Futuras Diretrizes de Unidades de Potência na Fórmula 1
O CEO e presidente da Fórmula 1, Stefano Domenicali, acredita que a categoria deve unir esforços para chegar a um acordo sobre uma nova fórmula de unidades de potência ainda este ano, apoiando uma proposta por um motor mais leve e simples. Essa iniciativa foi impulsionada pelo desejo público do presidente da FIA, Mohammed Ben Sulayem, de que a F1 avance para unidades de potência mais simples e econômicas no futuro. Há cerca de 12 meses, os stakeholders da F1 se reuniram para discutir como poderia ser uma futura fórmula de motores e se o ciclo regulatório de 2026 poderia ser encurtado como consequência.
No ano passado, foi decidido adiar as discussões sobre um possível retorno aos motores V8 ou a uma fórmula similar, para que os fabricantes, equipes e a categoria pudessem concentrar totalmente suas atenções na complexa implementação das regras de 2026. A categoria também precisava se comprometer completamente com as regulamentações atuais, que garantiram a entrada de fabricantes como Audi e Honda, que investiram significativamente na F1.

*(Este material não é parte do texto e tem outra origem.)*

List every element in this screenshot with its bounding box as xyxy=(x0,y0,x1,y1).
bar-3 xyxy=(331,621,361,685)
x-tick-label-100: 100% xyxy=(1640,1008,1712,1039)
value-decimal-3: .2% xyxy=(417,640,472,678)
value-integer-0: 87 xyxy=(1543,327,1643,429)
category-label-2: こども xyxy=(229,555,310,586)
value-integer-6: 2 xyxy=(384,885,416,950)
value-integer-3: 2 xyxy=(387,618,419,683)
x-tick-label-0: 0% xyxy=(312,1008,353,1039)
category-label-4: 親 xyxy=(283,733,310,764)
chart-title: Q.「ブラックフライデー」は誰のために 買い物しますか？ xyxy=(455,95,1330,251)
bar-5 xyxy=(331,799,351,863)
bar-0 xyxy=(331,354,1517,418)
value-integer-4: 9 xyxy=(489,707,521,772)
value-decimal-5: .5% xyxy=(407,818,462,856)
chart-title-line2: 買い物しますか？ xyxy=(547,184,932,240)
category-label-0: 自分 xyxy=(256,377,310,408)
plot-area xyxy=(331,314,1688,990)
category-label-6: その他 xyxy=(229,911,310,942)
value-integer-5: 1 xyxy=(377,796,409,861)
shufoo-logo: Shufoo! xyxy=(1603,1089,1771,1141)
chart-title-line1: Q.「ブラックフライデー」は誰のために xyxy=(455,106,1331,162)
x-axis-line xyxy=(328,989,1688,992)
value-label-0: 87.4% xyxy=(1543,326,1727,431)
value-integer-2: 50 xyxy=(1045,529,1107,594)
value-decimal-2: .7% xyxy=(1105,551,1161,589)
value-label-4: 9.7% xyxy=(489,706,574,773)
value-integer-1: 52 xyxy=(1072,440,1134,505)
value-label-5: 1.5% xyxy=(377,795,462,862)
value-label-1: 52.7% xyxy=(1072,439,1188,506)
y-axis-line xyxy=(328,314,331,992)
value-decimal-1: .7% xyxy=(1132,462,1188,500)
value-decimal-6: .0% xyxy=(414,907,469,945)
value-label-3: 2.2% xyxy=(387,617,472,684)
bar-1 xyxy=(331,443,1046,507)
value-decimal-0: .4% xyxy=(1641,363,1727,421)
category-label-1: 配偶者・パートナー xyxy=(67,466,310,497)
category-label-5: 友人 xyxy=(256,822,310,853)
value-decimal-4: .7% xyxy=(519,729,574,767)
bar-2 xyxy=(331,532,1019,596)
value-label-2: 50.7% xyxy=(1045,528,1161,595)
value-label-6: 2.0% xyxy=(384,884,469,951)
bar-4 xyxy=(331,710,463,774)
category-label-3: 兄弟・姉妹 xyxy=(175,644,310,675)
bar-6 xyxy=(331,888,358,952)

Introdução das Regulamentações de 2026
Com a introdução das regulamentações de 2026, Domenicali afirma que a Fórmula 1 precisa decidir, como um todo, sobre suas futuras regulamentações de unidades de potência ainda este ano. As discussões relacionadas ao conjunto atual de regras começaram já em 2021. "Não podemos perder muito tempo, porque o tempo está passando rapidamente. Precisamos ser robustos o suficiente para não ficarmos encurralados, precisamos decidir o mais rápido possível", disse Domenicali à Motorsport. "Claro, estaremos juntos com a FIA nessa discussão. Mas isso é algo que precisamos decidir este ano sobre o que pode vir a ser o próximo passo."
Considerações sobre Mudanças nas Unidades de Potência
Em resposta à proposta de antecipar a nova fórmula para 2030, o que exigiria uma supermaioria entre os fabricantes de unidades de potência de acordo com os atuais acordos de governança, Domenicali afirmou que a categoria deve, primeiramente, respeitar os investimentos significativos feitos pelos fabricantes atuais. "Neste momento, ter um fabricante que investe na Fórmula 1 é algo incrível, que merece nosso total respeito", afirmou. "Porque, nesse contexto, você não quer considerar isso como algo garantido. E a FIA deve coordenar sua visão sobre quais podem ser o conjunto de regulamentações adequadas que podem ser propostas aos fabricantes e às equipes."
Domenicali mencionou que as regulamentações, em termos de governança, expiram no final de 2030. "O acordo faz parte disso. Depois disso, haverá a possibilidade de a FIA produzir um conjunto de regulamentações. Estaremos juntos com a FIA, com certeza. E, após isso, será uma questão de entender se há a possibilidade de eventualmente antecipar isso ou não. Isso será parte da discussão que teremos agora."
Tendências Futuras na Fórmula 1
Há um crescente consenso no paddock da F1 de que um retorno a uma fórmula de motor semelhante à era anterior a 2014, com mais cilindros e um componente híbrido simplificado, parece ser o caminho mais provável para 2031 e além. Um fator-chave nessa discussão é a mudança de rumo por parte dos fabricantes de equipamentos originais (OEMs) e governos, incluindo a União Europeia, em relação ao seu agressivo movimento em direção aos veículos elétricos nos últimos anos. Essa correção de curso é facilitada pela introdução de combustíveis sustentáveis avançados, que a F1 começou a utilizar neste ano.
Domenicali endossa a visão da FIA de tornar os carros da F1 muito mais leves e menos complexos, o que deve ter um impacto positivo tanto no espetáculo das corridas quanto na experiência dos pilotos e nos custos envolvidos para os fabricantes. "Eu definitivamente vejo pessoalmente – mas cabe, claro, à FIA propor isso – um tipo de combustível sustentável, com certeza, no centro do futuro, com um equilíbrio diferente do que pode ser a eletrificação com um motor de combustão interna forte", declarou o italiano.
Domenicali acrescentou que isso é o que representa o automobilismo. "Isso permitirá economizar muitos quilos, proporcionando uma corrida pura nesse aspecto, em termos de um carro mais leve, carros menores que você pode realmente empurrar ao máximo. Portanto, isso está indo na direção, eu acredito, que os puristas devem ficar mais felizes."
Desafios e Oportunidades
Sobre a corrida em si, ele destacou que, com alguns ajustes, a experiência na pista é excelente. "Não me entenda mal nesse aspecto. Mas o carro ainda é muito pesado. A bateria introduziu muitas coisas que devem ser consideradas ao projetar um carro. Portanto, esses são os aspectos que precisamos processar e aos quais precisamos reagir."